Laziness

In class, we discuss the difference between applicative order evaluation and normal order evaluation of function arguments. In a nutshell, the former evaluates all function arguments before calling the function and passes the resulting values to the function. The latter passes function arguments to the function without evaluating them, and the function evaluates them only if it needs to know their value. Here's an example in pseudo-code:

function f(x, y) {
    if x > 10 {
        return x
    } else {
        return y
    }
}

If we call f(3 + 7 * 4, 1000 / 10), then applicative order evaluation evaluates 3 + 7 * 4 to 31, and 1000 / 10 to 100. It then calls f(31, 100) and the result is 31. With normal order evaluation, the expressions 3 + 7 * 4 and 1000 / 10 are passed to f without evaluating them, that is, x = 3 + 7 * 4 and y = 1000 / 10. f then evaluates x because it needs to know whether x > 10. Since it is, it returns x. In particular, y is never evaluated, because we never ask for its value. Also note that normal order evaluation does not remember the result of evaluating x. So f returns 3 + 7 * 4 as its result, and the caller of f evaluates this result only if and when it needs to know its value.

Why do we have applicative order and normal order evaluation? Applicative order evaluation is efficient to implement. Passing unevaluated expressions around is much harder than passing around their values. Normal order evaluation is what you get if you mimic how we evaluate mathematical expressions: it is computation by substitution. Here is how they compare:

Applicative order evaluation is more efficient.
Normal order evaluation is more general, as there exist computations that produce a result with normal order evaluation but fail to do so when using applicative order evaluation. For example, consider calling f(31, g()), where
```
function g() {
    return g()
}
```
With normal order evaluation, f never asks for the value of its second argument, so it happily returns 31. With applicative order evaluation, we evaluate g() before calling f, but g() never returns.
When both applicative and normal order evaluation produce a result, they produce the same result.
If a function argument has side effects, then normal order evaluation may result in this effect happening more than once. Indeed, the effect happens every time we evaluate the argument. For example, if
```
function h() {
    print("Calling h")
    return 31
}
```
and
```
function i() {
    x = f(h(), g())
    if x < 100 {
        return x
    } else {
        return 2 * x
    }
}
```
then i() prints "Calling h" twice. First, f needs to evaluate h to know whether to return its first or second argument. Based on the comparison, it returns x = h() as its result. i() then evaluates this result a second time to decide whether to return x or 2 * x. With applicative order evaluation, we would see "Calling h" on our screen only once.

So, normal order evaluation is more general than applicative order evaluation, whereas applicative order evaluation is more efficient and interacts as expected with side effects. Is there a middle ground?

Yes. It is called lazy evaluation and is what Haskell uses. The idea is simple: Equip normal order evaluation with caching of the result of evaluating an expression. In other words, once we evaluate an expression for the first time, we remember the result and never evaluate it again if we need to know its value later. This avoids (most of) the downsides of normal order evaluation: If an expression is costly to evaluate, this happens only once. Side effects also happen only once. However, lazy evaluation is yet a little harder to implement than normal order evaluation and incurs significant runtime overhead, the primary reason why C, C++ and Rust programs are significantly faster than Haskell code.

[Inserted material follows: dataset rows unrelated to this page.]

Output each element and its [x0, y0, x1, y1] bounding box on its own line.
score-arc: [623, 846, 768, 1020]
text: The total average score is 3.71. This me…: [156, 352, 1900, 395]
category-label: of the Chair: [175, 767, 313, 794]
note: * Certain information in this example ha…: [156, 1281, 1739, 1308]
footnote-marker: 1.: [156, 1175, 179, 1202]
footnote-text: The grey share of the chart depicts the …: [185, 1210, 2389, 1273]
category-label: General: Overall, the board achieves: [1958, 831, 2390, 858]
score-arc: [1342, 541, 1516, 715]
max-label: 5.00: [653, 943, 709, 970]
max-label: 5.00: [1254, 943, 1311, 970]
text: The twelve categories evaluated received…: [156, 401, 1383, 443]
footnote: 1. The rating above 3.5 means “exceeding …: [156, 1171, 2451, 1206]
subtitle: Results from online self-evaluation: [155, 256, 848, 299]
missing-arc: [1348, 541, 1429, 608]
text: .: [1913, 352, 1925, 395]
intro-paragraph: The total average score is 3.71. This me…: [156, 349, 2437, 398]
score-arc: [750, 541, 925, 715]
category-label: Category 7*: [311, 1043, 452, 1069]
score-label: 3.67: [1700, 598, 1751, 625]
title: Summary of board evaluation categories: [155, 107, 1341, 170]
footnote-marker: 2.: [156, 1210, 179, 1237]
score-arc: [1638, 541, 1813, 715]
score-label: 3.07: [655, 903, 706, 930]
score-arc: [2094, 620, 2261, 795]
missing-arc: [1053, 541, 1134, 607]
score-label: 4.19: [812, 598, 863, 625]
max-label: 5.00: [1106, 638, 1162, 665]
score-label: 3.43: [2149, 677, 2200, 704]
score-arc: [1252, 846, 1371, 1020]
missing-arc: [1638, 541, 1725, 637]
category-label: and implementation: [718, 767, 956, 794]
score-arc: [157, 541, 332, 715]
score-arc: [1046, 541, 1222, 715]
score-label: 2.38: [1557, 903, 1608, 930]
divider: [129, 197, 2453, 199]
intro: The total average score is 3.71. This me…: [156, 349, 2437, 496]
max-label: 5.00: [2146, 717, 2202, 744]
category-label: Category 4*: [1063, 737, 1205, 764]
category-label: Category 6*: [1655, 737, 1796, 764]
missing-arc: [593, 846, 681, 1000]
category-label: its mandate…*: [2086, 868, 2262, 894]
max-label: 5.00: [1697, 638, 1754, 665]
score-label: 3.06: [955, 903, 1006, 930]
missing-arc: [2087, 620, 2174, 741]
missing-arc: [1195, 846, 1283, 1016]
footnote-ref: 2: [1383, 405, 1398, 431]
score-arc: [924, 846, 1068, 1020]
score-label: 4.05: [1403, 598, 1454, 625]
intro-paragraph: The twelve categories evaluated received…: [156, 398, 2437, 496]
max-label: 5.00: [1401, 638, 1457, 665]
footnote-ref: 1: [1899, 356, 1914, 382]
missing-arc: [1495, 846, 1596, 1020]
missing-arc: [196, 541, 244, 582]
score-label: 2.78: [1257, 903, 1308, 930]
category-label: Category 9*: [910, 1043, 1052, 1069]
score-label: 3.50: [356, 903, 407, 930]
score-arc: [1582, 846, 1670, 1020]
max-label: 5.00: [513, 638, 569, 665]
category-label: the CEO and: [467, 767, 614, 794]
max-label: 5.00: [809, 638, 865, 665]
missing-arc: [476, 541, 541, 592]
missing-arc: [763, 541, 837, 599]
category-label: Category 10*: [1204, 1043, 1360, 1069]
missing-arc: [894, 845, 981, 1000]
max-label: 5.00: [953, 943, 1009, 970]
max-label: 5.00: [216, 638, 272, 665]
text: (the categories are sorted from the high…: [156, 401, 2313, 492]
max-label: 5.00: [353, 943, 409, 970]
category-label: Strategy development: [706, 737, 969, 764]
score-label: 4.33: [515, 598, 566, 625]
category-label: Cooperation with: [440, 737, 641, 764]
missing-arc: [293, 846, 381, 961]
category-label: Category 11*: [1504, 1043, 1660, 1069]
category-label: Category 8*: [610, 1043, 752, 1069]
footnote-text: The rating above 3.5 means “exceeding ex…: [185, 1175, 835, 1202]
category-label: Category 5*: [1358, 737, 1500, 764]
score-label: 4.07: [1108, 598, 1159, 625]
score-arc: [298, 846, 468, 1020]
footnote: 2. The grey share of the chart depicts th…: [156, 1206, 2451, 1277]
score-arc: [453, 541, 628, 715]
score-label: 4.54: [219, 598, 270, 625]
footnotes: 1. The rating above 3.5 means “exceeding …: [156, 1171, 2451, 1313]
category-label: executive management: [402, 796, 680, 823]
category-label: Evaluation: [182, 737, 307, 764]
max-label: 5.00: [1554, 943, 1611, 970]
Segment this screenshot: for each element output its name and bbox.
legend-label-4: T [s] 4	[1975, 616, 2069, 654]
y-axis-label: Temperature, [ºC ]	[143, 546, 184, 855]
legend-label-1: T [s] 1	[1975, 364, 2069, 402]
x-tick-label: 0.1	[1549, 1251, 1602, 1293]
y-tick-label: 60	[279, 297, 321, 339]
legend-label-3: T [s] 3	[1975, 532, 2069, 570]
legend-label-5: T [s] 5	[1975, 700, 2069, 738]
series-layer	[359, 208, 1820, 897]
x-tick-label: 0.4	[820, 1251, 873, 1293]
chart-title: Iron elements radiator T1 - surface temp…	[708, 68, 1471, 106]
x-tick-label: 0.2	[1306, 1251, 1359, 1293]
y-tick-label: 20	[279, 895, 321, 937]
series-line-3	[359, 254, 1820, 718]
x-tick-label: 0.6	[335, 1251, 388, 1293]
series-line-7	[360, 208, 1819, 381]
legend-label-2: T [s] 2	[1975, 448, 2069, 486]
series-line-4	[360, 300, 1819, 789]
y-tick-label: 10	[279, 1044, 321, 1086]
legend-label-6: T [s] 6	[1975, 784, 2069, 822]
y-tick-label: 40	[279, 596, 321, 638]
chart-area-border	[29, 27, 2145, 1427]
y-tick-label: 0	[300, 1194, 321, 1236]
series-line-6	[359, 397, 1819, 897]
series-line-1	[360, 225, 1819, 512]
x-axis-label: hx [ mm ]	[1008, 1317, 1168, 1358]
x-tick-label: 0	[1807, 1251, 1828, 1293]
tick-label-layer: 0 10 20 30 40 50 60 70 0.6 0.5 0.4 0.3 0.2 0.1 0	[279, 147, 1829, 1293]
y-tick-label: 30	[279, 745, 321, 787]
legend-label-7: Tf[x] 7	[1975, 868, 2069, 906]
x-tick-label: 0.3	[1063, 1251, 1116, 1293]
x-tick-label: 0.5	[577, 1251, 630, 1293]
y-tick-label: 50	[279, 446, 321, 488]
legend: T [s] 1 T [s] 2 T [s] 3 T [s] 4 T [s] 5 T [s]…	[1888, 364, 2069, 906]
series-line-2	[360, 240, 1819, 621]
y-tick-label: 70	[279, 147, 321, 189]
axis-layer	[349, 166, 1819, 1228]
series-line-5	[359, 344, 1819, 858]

Most of the time, you won't notice that Haskell uses lazy evaluation (apart from its performance penalty). There are three areas where lazy evaluation is particularly handy:

We get short-circuit evaluation of Boolean expressions, which is hardwired into most modern programming languages, for free. In other words, we define Boolean operators as we would normal functions, and lazy evaluation implies that they short-circuit.
Evaluation of expressions only when it is safe to do so. This is hard to explain without an example. We'll look at one when we discuss this.
Infinite data structures. Lazy evaluation lets us define infinite data structures. As long as we only inspect a finite portion of them, we're fine. We'll look at an example where infinite lists result in more elegant and more efficient code than doing the same thing using only finite lists.

The evaluation of a finite portion of an infinite data structure illustrates that it must be possible to evaluate only part of an expression. We will look at exactly how Haskell decides how much of an expression to evaluate at any given point in time.